Erkennungsdienstliche Behandlung - Was muss ich wissen?

  • 4 Minuten Lesezeit

Mit der Ladung für eine erkennungsdienstliche Behandlung durch die Polizei entstehen viele Fragen bei dem Betroffenen, welche Ich im Folgenden erörtern möchte:

  • Was passiert bei einer erkennungsdienstlichen Behandlung?
  • Wozu dient die erkennungsdienstliche Behandlung
  • Was sind die Voraussetzungen einer erkennungsdienstlichen Behandlung?
  • Muss ich hingehen?
  • Was muss ich vor Ort beachten?
  • Darf ich einen Verteidiger mitnehmen?
  • Habe ich die Möglichkeit die erkennungsdienstliche Behandlung zu vermeiden?


Was passiert bei einer erkennungsdienstlichen Behandlung?
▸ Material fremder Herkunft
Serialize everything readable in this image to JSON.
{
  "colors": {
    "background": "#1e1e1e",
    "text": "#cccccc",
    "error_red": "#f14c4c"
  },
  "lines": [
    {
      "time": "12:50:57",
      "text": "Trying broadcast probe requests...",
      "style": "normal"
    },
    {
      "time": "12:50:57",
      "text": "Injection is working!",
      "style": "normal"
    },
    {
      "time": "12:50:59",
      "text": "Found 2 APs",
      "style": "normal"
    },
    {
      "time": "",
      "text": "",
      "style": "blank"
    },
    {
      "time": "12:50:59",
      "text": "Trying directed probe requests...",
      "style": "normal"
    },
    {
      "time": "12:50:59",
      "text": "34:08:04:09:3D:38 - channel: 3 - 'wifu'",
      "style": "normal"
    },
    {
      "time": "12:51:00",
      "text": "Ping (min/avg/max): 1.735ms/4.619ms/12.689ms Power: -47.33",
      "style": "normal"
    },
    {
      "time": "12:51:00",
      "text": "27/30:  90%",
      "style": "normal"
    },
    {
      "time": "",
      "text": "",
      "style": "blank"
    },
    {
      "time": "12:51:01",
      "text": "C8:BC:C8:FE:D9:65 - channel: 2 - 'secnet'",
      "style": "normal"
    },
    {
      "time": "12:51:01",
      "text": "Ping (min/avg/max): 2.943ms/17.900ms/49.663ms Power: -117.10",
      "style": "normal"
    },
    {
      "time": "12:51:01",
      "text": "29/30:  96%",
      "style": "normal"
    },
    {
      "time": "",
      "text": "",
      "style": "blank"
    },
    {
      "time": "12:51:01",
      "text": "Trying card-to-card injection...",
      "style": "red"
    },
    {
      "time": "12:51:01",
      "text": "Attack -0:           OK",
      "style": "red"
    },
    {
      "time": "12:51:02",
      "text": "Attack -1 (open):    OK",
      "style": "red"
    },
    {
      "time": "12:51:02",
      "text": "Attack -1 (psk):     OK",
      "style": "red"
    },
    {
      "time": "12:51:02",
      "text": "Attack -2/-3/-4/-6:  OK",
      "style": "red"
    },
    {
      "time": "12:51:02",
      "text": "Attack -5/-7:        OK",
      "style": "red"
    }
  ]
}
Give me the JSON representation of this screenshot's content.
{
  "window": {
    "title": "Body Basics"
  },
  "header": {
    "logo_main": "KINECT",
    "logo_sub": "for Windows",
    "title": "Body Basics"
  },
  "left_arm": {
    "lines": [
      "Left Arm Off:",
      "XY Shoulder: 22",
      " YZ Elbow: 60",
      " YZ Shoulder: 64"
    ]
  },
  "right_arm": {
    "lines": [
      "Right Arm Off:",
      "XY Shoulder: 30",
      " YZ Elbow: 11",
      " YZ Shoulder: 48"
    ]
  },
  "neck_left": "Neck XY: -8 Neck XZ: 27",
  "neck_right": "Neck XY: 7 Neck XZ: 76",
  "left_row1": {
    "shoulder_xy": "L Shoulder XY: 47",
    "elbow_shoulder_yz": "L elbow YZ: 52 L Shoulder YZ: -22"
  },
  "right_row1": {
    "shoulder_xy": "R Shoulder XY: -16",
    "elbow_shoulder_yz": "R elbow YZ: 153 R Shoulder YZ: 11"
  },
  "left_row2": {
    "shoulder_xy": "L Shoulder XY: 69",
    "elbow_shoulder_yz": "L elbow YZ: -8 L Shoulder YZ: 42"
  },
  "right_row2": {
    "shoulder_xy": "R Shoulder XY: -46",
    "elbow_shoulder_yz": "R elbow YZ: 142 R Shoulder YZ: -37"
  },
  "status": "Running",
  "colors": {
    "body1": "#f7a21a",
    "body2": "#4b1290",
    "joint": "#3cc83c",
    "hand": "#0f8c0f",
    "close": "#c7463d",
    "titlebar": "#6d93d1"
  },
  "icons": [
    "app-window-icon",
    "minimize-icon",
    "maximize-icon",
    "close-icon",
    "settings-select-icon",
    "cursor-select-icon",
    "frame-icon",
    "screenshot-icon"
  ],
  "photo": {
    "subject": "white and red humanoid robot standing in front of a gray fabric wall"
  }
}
Zusammengefasst lässt sich sagen: Die Ermittlungsbehörden erheben Daten. Im Einzelnen geht die Befugnis der Polizei von der Feststellung des Namens, des Wohnortes und des Geburtsdatums, über das Nehmen von Fingerabdrücken (auch Handflächen- und Fußabdrücke) bis hin zur Anfertigung von Lichtbildern oder der Messung von Körpergröße oder Körpergewicht. Es gibt keine abschließende Aufzählung der Befugnisse der Ermittlungsbehörden im Rahmen der ED-Behandlung. Die Maßnahme muss allerdings der Feststellung der körperlichen Beschaffenheit der Person dienen. Es sind demnach nur äußere Eindrücke zu erfassen, wie Narben, Tattoos oder sonstige körperliche Merkmale, die dauerhaft der Identifizierung einer Person dienen können – sei es durch Fotos oder beispielsweise Vermessen der Merkmale. Eine körperliche Untersuchung darf im Rahmen der Norm des § 81b StPO nicht vorgenommen werden.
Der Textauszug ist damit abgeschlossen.